Among the attacks were attempts by Russian-based hackers to target companies and universities working on potential vaccines. The body also revealed it has scanned over one million NHS IP addresses to check for weaknesses, finding 51,000 Indicators of Compromise in the process.

Manchester United hit by ransomware attack

Football club Manchester United became the latest high-profile organisation to fall victim to a ransomware attack in November, with the club confirming it is dealing with a "sophisticated" cyber attack that caused major disruption to its internal systems.

It has been reported hackers are demanding millions of pounds as a ransom to prevent the release of sensitive files, though the club has not confirmed this. The NCSC has also acknowledged the incident and is "working with law enforcement partners in response".

In a statement, Manchester United said: "Following the recent cyber attack on the club, our IT team and external experts secured our networks and have conducted forensic investigations. This attack was by nature disruptive, but we are not currently aware of any fan data being compromised."

Global cyber security workforce reaches 3.5 million

A study by cyber security association (ISC)2 has revealed the number of professionals working in this sector around the world continues to grow. It found 3.5 million people now work in this field - an increase of 700,000 on the previous year.

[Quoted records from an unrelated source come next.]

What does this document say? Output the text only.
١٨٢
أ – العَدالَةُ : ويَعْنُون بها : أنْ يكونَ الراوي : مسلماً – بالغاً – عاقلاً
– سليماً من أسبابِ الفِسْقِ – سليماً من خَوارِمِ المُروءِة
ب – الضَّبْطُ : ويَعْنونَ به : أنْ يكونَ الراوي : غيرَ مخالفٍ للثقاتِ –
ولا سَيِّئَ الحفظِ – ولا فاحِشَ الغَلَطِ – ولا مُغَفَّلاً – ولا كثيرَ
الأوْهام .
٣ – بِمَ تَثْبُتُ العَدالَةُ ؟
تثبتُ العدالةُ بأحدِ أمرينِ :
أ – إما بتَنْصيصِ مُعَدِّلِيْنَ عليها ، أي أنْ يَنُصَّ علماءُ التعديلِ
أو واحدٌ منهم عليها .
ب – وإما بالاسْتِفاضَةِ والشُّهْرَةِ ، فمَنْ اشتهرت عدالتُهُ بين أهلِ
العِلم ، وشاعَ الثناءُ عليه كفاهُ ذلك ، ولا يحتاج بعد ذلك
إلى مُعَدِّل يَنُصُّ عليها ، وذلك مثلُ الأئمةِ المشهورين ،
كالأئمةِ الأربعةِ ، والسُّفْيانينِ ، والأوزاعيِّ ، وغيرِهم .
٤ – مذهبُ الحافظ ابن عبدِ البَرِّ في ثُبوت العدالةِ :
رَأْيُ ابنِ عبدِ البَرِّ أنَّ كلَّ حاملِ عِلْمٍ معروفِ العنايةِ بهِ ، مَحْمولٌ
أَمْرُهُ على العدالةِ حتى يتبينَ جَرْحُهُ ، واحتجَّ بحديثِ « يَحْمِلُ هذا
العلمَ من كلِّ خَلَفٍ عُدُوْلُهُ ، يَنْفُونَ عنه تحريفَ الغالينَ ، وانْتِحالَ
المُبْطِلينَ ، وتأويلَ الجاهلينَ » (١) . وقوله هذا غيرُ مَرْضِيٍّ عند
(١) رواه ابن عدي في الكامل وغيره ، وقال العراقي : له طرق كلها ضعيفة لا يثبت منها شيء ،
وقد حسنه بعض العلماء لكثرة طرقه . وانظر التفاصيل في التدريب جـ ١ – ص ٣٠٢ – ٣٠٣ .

This meant the ongoing cyber security skills shortage eased slightly in 2020 for the first time, due in part to increased talent entry into the field. However, there are still more than three million vacancies worldwide, with the number of security pros needing to increase by 89 per cent to fulfil demand from employers.

The survey also found high levels of job satisfaction among IT pros, with 75 per cent of respondents saying they are either 'somewhat' or 'very' satisfied with their work.

Ticketmaster hit with £1.25m fine over data breach

The Information Commissioner's Office (ICO) has hit Ticketmaster with a £1.25 million fine following a cyber attack on its website in 2018 that saw the personal and financial details of over nine million customers compromised.

A vulnerability in the firm's chatbot was identified as the cause of the breach, which led to tens of thousands of fraud cases. Barclays reported 60,000 customers fell victim to the attack, while Monzo issued 6,000 replacement payment cards. 

The ICO was particularly critical of the fact it took Ticketmaster nine weeks to begin monitoring activity on its payments page, despite multiple banks alerting it to suspected fraud. Deputy commissioner at the ICO James Dipple-Johnstone commented: "Ticketmaster should have done more to reduce the risk of a cyber-attack. Its failure to do so meant that millions of people in the UK and Europe were exposed to potential fraud."